Regenerative Therapies for Arthritis: Mechanisms of Analgesia
Cite as: Buchheit T, Eshraghi Y. Regenerative therapies for arthritis: mechanisms of analgesia. ASRA News 2021;46. https://doi.org/10.52211/asra080121.051.
Osteoarthritis is the most significant cause of disability and economic burden in older adults1; as patients search for effective nonsurgical remedies, intra-articular regenerative therapies are an increasingly common option. These biologically based treatments include cellular products derived from bone marrow, lipid, and other tissues, and blood-derived products such as platelet-rich plasma (PRP) and autologous conditioned serum (ACS).
Inflammation serves as a driver of osteoarthritic pain and is a frequent target for research and therapy; 2,3 catabolic cytokines such as TNF, IL-1 and enzymes such as matrix metalloproteinases are associated with pain and joint degeneration; 4,5 conversely, anabolic cytokines such as IL1-Ra (an inhibitor of IL-1), TGF-ß, IL-10, and others are protective for joint tissue.6,7 It is the proper balance of these factors that is the goal of regenerative medicine.
PRP and Growth Factors
Platelets contain over 300 growth factors such as transforming growth factor-ß (TGF-ß), platelet-derived growth factor, fibroblastic growth factor, hepatocyte growth factor, epidermal growth factor, and others.8-10 In most PRP preparations, white blood cells (WBCs) such as neutrophils and monocytes are also present in varying concentrations. WBCs may provide a pro-inflammatory stimulus,11 but also play a role in repair mechanisms after injection. In particular, monocytes and macrophages may function as inflammatory cells or inflammation-resolving cells and are capable of activating a therapeutic response through growth factor expression and recruitment of endogenous hematopoetic stem cells to the site of delivery. 12–14 The evidence supporting PRP’s therapeutic benefit in arthritis pain is increasingly established but variable depending on the specific indication. 15,16
ACS, Anti-Inflammatory Cytokines, and Growth Factors
In the 1990s, investigators found that incubated whole blood was a significant source of anabolic cytokines such as IL1-Ra, IL-4, IL-10, and TGF-β. 7,17 More recent research findings show that the incubation process as well as cell culturing may induce the production of exosome-containing micro-RNA that drives beneficial epigenetic changes in the target tissue.18, 19 ACS has demonstrated longer-term benefit in knee7,20,21 as well as hip arthritis.22
Mesenchymal (Stem) Cell Therapies and Immune Modulation
Mesenchymal cells may be derived from multiple sources, including bone marrow, adipose, and umbilical cord, and are often described as MSCs, a broad acronym that signifies either mesenchymal stem cells, mesenchymal stromal cells, or medicinal signaling cells. 23,24 The cell lines may differentiate to cartilage, muscle, and bone, given appropriate cell culture media,24,25 although in clinical use, MSCs often are injected immediately after harvest (non-cultured cells). Meta-analyses support a positive analgesic response for the treatment of knee OA,26-27 and observational data suggest improvements in cartilage health following treatment with culture-expanded MSCs;28,29 however, it does not appear that tissue engraftment occurs, particularly with non-cultured cells.

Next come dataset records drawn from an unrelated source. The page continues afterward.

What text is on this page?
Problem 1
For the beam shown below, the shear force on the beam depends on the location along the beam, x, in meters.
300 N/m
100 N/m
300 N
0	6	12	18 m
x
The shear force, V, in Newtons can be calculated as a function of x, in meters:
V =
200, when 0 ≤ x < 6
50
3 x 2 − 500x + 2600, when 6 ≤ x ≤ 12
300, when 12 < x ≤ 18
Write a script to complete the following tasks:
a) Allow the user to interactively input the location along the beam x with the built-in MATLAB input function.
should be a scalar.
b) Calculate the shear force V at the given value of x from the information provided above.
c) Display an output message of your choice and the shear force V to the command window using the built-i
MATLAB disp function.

Recent study findings increasingly support the importance of cytokine and immune activity in the therapeutic response following MSC treatment to an arthritic joint.30-33 These immune mechanisms of action have been further clarified with the experimental use of infused MSCs that induce a phenotypic change in circulating macrophages, subsequently upregulating anabolic and anti-inflammatory cytokines such as IL10 and TGF-b.34 Furthermore, it is possible to reverse the analgesia of cultured laboratory MSCs with the use of an antibody to TGF-b.35 Clinically, this immune-driven analgesic mechanism is supported by a study demonstrating that the majority of patients who experienced positive clinical outcomes after MSC injection had no improvement in cartilage abnormality.36
Conclusion
Despite the diversity of methods and applications used in regenerative pain medicine, common analgesic processes—including growth factor augmentation, immune modulation, and epigenetic target-cell changes—likely play a critical part in outcomes following the application MSCs, PRP, and ACS as well as other biologically based treatments. Regenerative medicine holds great promise in the treatment of degenerative musculoskeletal conditions, but more work is needed to clarify the fundamental mechanisms common to these evolving arthritis treatments.
Thomas Buchheit, MD, is the director of Regenerative Pain Therapies at the Center for Translational Pain Medicine in the department of Anesthesiology at Duke University and Durham Veterans Affairs Health Care System in Durham, NC.
Yashar Eshraghi, MD is the medical director of Pain Research, assistant program director of the Pain Medicine Fellowship Training Program, and assistant professor in the department of Anesthesiology and Critical Care Medicine at Ochsner Health System at the University of Queensland Ochsner Medical School. He is also a clinical assistant professor at Louisiana State University School of Medicine in New Orleans.